Controlling toxicity of Peptide-drug conjugates by different chemical linker structures.

Abstract

The side effects of chemotherapy can be overcome by linking toxic agents to tumor-targeting peptides with cleavable linkers. Herein, this concept is demonstrated by addressing the human Y1 receptor (hY1 R), overexpressed in breast tumors, with analogues of the hY1 R-preferring [F(7) ,P(34) ]NPY. First, carboxytetramethylrhodamine was connected to [F(7) ,P(34) ]NPY by an amide, ester, disulfide, or enzymatic linkage. Live imaging revealed hY1 R-mediated delivery and allowed visualization of time-dependent intracellular release. Next, the fluorophore was replaced by the toxic agent methotrexate (MTX).

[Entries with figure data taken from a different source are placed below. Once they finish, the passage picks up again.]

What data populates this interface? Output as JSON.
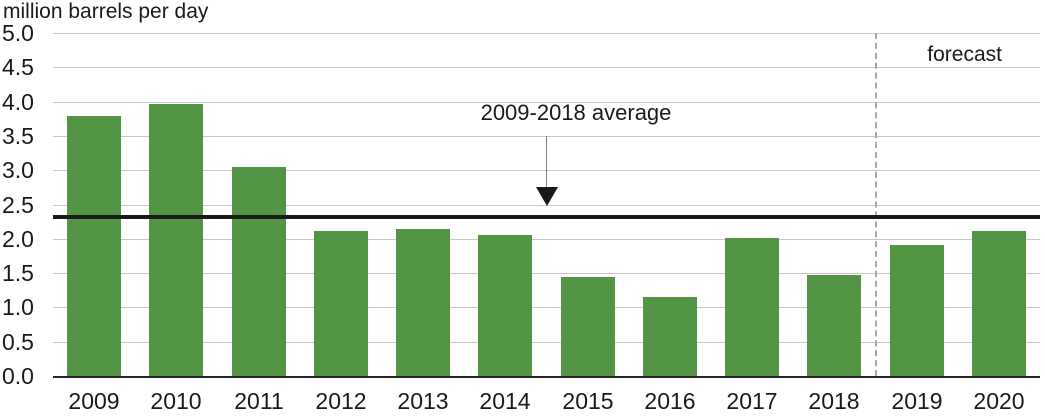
{
  "chart_data": {
    "type": "bar",
    "title": "million barrels per day",
    "categories": [
      "2009",
      "2010",
      "2011",
      "2012",
      "2013",
      "2014",
      "2015",
      "2016",
      "2017",
      "2018",
      "2019",
      "2020"
    ],
    "values": [
      3.79,
      3.97,
      3.05,
      2.11,
      2.14,
      2.05,
      1.44,
      1.15,
      2.01,
      1.47,
      1.91,
      2.11
    ],
    "xlabel": "",
    "ylabel": "million barrels per day",
    "ylim": [
      0,
      5
    ],
    "ytick_step": 0.5,
    "grid": true,
    "legend_position": "none",
    "bar_color": "#539544",
    "gridline_color": "#c8c8c8",
    "axis_line_color": "#262626",
    "average_line": {
      "label": "2009-2018 average",
      "value": 2.32,
      "color": "#1a1a1a"
    },
    "forecast": {
      "label": "forecast",
      "start_category": "2019",
      "divider_style": "dashed"
    }
  }
}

In addition to linkage through the amide, ester, disulfide bond, or enzymatic cleavage site, a novel disulfide/ester linker was designed and coupled to [F(7) ,P(34) ]NPY by solid-phase peptide synthesis. Internalization studies showed hY1 R subtype selective uptake, and cell viability experiments demonstrated hY1 R-mediated toxicity that was clearly dependent on the linkage type. Fast release profiles for fluorophore-[F(7) ,P(34) ]NPY analogues correlated with high toxicities of MTX conjugates carrying the same linker types and emphasize the relevance of new structures connecting the toxophore and the carrier.